The differentiation will act on a series decomposition $$ f(x) = \sum a_n x^n $$ which for an odd function only has terms with odd powers. As $$ (x^n)' = n x^{n-1} $$ every differentiation will flip an odd function to an even one, and every second differentiation will result in an odd function again.

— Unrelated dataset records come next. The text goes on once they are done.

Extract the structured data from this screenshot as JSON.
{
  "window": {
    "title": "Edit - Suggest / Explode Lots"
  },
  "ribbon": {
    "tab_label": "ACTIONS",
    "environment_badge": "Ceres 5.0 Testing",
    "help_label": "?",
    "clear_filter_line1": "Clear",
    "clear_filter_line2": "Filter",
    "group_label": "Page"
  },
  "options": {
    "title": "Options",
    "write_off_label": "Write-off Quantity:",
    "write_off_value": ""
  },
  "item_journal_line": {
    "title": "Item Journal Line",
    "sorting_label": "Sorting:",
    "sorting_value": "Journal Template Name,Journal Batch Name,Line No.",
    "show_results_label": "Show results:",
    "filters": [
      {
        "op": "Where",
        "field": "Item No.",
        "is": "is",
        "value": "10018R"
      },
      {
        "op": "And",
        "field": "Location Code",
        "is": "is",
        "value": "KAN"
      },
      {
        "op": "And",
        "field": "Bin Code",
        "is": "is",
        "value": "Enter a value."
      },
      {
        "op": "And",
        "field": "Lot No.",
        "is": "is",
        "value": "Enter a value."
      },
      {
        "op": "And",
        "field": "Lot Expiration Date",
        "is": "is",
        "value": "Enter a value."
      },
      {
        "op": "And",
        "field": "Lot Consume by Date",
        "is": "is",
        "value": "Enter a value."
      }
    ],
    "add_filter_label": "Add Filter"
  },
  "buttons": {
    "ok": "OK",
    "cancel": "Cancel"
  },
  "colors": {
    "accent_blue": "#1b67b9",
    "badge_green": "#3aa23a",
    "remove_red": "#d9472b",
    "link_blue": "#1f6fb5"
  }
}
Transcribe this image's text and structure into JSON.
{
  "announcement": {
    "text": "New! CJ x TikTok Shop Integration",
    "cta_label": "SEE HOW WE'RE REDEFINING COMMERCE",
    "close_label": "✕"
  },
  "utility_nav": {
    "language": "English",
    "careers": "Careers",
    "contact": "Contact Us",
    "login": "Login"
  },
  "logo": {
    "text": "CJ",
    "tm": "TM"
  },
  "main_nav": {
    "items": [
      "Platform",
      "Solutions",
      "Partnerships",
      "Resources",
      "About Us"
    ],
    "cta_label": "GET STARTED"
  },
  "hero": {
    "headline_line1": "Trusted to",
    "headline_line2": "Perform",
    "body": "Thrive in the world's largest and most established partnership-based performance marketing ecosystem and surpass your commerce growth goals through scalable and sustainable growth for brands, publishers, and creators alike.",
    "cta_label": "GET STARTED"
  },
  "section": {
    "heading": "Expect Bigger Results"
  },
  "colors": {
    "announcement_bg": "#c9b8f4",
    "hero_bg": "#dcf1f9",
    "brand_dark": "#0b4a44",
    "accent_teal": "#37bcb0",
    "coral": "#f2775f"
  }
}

$20=10\cdot 2$ so we end up with an odd function.

Answer 5

Suppose you have an odd function $f(x)$. Then we can prove that the derivative of this function is an even one. Differentiating that again gives as back an odd function. Continuing like that we can have the following rule: $$f^{(2n-1)}(x) \text{ is even and }f^{(2n)}(x) \text{ is odd for } n\in\mathbb{N} $$ In our case setting $f(x) = \arcsin(x)$ we can conclude that f is odd since $\arcsin(x)$ by definition is odd. By taking into account the above rule we can say that $f^{(20)}(x)$ is odd. But we know that for any odd function $g(x)$ we have that $g(0)=0$ (I assume that you are aware of it). So $f^{(20)}(0)=0$.

I wish I helped!!!

Answer 6

By the generalized binomial formula,

$$(1-t)^{-1/2}=1+\frac12t+\frac12\frac32\frac{t^2}2+\frac12\frac32\frac52\frac{t^3}{3!}+\cdots=1+\sum_{n = 1}^{\infty}\frac{(2n - 1)!!t^n}{(2n)!}.$$

Then if we substitute $t=x^2$ and integrate,

$$\arcsin x=x+\sum_{n = 1}^{\infty}\frac{(2n - 1)!!x^{2n+1}}{(2n)!(2n+1)}.$$

This gives you a closed form formula for all derivatives at $0$.

(Anyway, the parity argument is must faster.)